APIs make it possible for applications to gain access to large amounts of data, some of which might be sensitive customer data. They bypass browser precautions and typical prevention methods such as browser fingerprint and captchas since they have to handle a large number of API calls for each consumer.
However, even though OpenAPIs come with much more advantages in terms of security and stability, they also face a number of threats. But before we get to the threats, do you know how you can convert your existing APIs to OpenAPI? There are a number of tools available, among them is apitransform.com that will seamlessly allow you to convert your Postman collection to OpenAPI. That way, you will be able to save time while writing code, collaborate, and ensure the quality of your APIs. In this article, we will discuss the most common OpenAPI threats and how to avoid them.
1. Insecure API Key Generation
APIs are mostly protected by some kind of JSON Web Token or API key which provides a way through which one can protect and track their APIs. This way, they can implement security tools that are able to detect any abnormalities with the API and block access to the API key automation. However, hackers have tried to use a large pool of API keys from different users in order for them to outsmart these security mechanisms, leading to security threats to an API.
To avoid these kinds of threats, developers should require one to sign up before they can generate API keys. They can also use things like 2-Factor authentication and Captcha to prevent bots from signing up.
2. Pagination Attacks
OpenAPIs provide one with access to resources such as lists of entities. A client will then filter and paginate through the list to return a limited number of items to the client. In some instances, that entity might have other information that a hacker could scrape and get a dump of all the entities in your database. This would definitely be dangerous since those entities could expose personal and sensitive information and provide competitors with a way of accessing your information for their own use.
To avoid pagination attacks, one should make sure that they are tracking the number of items of a single resource that are being accessed within a certain period of time for each user rather than tracking at the request level only. This way, one will be able to block any user that hits the set threshold.
3. DDoS Attacks
APIs have created a business model where customers are able to gain access to an API platform programmatically. This makes it difficult to protect them from DDoS attacks. DDoS protection is mostly designed to reject and absorb a large number of requests during attacks. However, the DDoS protection still needs to let through requests by fingerprinting the HTTP requests to reject bot traffic. This process is quite difficult for API products since all the traffic looks like bot traffic.

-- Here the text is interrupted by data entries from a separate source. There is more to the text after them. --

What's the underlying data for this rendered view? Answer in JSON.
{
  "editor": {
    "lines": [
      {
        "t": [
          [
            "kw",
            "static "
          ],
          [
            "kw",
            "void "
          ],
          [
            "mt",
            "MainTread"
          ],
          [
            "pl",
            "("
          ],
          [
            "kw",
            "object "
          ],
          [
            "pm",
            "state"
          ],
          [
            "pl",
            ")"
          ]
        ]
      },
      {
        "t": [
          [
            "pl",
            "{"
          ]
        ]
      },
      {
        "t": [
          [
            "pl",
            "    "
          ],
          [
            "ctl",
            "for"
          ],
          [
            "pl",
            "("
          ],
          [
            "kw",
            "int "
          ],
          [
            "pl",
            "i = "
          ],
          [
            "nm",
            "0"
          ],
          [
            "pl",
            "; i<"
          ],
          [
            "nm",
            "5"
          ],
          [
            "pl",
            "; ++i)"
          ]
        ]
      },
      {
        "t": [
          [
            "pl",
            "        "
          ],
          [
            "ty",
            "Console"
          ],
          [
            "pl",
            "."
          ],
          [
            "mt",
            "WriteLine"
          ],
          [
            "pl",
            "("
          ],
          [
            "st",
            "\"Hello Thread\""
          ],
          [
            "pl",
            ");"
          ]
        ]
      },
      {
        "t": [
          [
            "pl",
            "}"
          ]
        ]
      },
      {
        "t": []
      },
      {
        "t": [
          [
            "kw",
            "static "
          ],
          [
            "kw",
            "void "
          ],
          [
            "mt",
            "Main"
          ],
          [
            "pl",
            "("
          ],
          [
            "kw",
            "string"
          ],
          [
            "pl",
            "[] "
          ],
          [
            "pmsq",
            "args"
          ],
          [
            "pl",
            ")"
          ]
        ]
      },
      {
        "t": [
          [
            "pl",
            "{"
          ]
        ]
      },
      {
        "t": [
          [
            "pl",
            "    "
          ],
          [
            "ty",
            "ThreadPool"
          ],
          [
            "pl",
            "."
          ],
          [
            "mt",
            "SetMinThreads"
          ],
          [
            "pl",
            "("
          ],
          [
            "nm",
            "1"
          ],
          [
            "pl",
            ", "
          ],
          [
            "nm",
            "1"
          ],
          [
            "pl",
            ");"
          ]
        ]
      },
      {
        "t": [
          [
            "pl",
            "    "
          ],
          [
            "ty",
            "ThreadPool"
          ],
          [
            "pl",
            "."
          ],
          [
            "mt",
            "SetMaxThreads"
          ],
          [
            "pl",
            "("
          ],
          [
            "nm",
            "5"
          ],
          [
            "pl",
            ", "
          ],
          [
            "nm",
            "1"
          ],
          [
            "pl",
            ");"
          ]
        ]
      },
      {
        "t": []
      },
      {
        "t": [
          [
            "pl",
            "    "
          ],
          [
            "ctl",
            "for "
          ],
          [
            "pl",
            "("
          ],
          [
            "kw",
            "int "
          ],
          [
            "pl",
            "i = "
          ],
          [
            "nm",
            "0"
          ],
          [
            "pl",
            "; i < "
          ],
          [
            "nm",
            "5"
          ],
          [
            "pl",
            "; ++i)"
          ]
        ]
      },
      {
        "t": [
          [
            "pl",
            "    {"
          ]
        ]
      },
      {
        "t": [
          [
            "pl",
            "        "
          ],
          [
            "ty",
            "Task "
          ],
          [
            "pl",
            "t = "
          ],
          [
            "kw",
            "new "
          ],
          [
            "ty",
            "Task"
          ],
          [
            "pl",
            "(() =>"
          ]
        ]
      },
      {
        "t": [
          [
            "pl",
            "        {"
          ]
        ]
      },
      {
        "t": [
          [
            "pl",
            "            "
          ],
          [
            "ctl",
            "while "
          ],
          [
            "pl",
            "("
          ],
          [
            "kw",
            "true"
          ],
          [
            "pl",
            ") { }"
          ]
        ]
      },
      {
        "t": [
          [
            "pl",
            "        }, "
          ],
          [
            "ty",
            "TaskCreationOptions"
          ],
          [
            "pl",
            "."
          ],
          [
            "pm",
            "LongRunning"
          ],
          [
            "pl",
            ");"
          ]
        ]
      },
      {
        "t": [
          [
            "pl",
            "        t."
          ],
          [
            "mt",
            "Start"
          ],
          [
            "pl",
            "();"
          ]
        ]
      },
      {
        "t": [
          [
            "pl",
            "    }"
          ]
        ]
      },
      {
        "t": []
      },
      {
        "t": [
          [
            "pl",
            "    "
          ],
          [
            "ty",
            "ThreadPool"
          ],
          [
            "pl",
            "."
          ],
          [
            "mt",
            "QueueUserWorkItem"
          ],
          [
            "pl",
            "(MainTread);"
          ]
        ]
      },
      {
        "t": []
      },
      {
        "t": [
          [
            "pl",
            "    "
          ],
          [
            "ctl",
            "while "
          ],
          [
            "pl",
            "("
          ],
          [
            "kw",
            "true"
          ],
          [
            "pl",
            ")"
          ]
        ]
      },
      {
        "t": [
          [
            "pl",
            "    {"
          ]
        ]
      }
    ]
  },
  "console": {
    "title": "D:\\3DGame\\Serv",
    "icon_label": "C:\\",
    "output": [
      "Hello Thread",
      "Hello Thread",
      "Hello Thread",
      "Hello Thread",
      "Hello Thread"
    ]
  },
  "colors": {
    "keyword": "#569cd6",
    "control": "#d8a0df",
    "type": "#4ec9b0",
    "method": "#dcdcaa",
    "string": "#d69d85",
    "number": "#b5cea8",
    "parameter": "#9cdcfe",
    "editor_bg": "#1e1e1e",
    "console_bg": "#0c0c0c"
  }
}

Stopping DDoS attacks requires an API Key. The good thing with this is that almost every API access requires an API Key. If a request does not have an API Key, you can automatically reject it. For authenticated requests, you can use rate limit counters for each API Key and reject those that hit the set threshold.
4. Server Security
APIs are just like web servers in relation to server security. Allowing non-HTTPS traffic or even misconfigured SSL certificates might expose data to unauthorized personnel. With modern applications, it is not easy for one to accept non-HTTPS requests. However, a customer could issue one by mistake from their application leading to the exposure of the API Key. You need to remember that APIs lack browser protection, making things like redirecting to HTTPs and HSTS useless when it comes to API protection.
To ensure correct server security, you need to test your SSL implementation using different tools available today. You should also make sure that all non-HTTP requests are blocked - this can be done easily using your load balancer. Any HTTP headers should also be removed as well as any error messages that might expose implementation details. These measures will serve to make sure that your OpenAPIs are safe from any server-side attacks.
Finally, it is always good practice to make sure that any authenticated user has the authorization to access all the resources required to generate an API response. You can do this using ACL (Access Control Lists) or even checking against their user IDs. Other common OpenAPI threats to look for include accidental key exposure, incorrect caching headers, poor handling of authorization, and insecure internal endpoints. With all these threats taken care of, you can be sure that your API will perform to its expectations.